Plan to build a "super sewer", estimated at costing £3.6bn, to collect the millions of tonnes of raw sewage that overflows into the river Thames after heavy rain must be rethought to save money, the leaders of 14 city councils will tell environment minister Richard Benyon today (Monday 4 July)
The councils commissioned independent experts to examine Thames Water's case for the 20-mile long tunnel, which could cost more than Wembley and the Olympic stadium and park together.
It's reported Benyon will be told that the scheme will cost all 14m Thames Water customers an extra £10 a month "for life" and, in the councils' opinion, will not fix the problem of drains overflowing sewage into the river. The leaders argue that there are greener and cheaper alternatives.
Thames customers amount to one in four of all ratepayers in England.
"At a time when our public services are under intense pressure, Londoners cannot afford to effectively write a blank cheque for this scheme without proper scrutiny, accountability and debate. Doing nothing is not an option, but we need to consider the possibility that there are better alternatives. On a recent trip to Chicago I heard how very few world cities are approaching it in this way - many realise that a tunnel-only option is not the best solution," said Hammersmith and Fulham Tory council Leader Stephen Greenhalgh.

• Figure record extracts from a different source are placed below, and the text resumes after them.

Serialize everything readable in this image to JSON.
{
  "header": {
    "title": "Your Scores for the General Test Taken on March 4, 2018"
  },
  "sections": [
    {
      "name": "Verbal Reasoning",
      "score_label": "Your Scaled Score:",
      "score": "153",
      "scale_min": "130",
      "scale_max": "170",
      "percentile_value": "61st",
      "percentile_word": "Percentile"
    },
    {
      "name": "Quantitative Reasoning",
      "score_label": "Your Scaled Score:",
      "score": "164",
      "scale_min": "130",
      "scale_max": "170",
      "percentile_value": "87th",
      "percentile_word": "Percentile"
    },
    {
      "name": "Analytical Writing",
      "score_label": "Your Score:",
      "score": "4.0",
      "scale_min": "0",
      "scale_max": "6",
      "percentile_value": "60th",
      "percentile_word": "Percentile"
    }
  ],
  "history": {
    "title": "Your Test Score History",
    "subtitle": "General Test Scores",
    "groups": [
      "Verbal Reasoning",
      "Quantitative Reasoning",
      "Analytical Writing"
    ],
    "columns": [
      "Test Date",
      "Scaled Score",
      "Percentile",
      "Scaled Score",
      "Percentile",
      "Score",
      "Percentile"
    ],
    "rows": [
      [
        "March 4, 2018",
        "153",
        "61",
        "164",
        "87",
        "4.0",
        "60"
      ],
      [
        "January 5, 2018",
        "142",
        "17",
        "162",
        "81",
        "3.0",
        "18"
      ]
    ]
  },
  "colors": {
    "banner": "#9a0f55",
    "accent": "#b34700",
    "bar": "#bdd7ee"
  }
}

Tory peer Lord Selborne, a former member of the Royal Commission on Environmental Pollution and Lloyds bank director, has been appointed to chair the commission and is expected to report back within months. "The key question is whether this multi-billion pound project is the best solution to making the Thames cleaner or whether there are sensible alternatives that are cheaper, greener and less disruptive," said Selborne.
Thames Water says there are now as many as 90 incidents a year, with pollution getting worse as London experiences more frequent and intense storms and is now an environmental health hazard, killing fish and carrying dangerous pathogens.
The Councils, however, downplay the pollution caused, saying it is only 5 percent of the flow into the river and only happens four times year.
Pressure for the tunnel to be completed is intense because Britain is in violation of Europe's urban wastewater treatment directive, which could bring fines of up to £37,000 a day.
Brussels has agreed to suspend the fines because preliminary work has started on the project. It is uncertain how the EU would respond if a complete change of plan further delayed the project, or if the coalition government, on the back of the commission's report, ordered a public inquiry which could take many more months.
The company hopes to apply for planning permission later this year and begin main construction of the Thames Tunnel towards the end of 2013, with completion in 2020. However, it will need the consent of all riverside councils.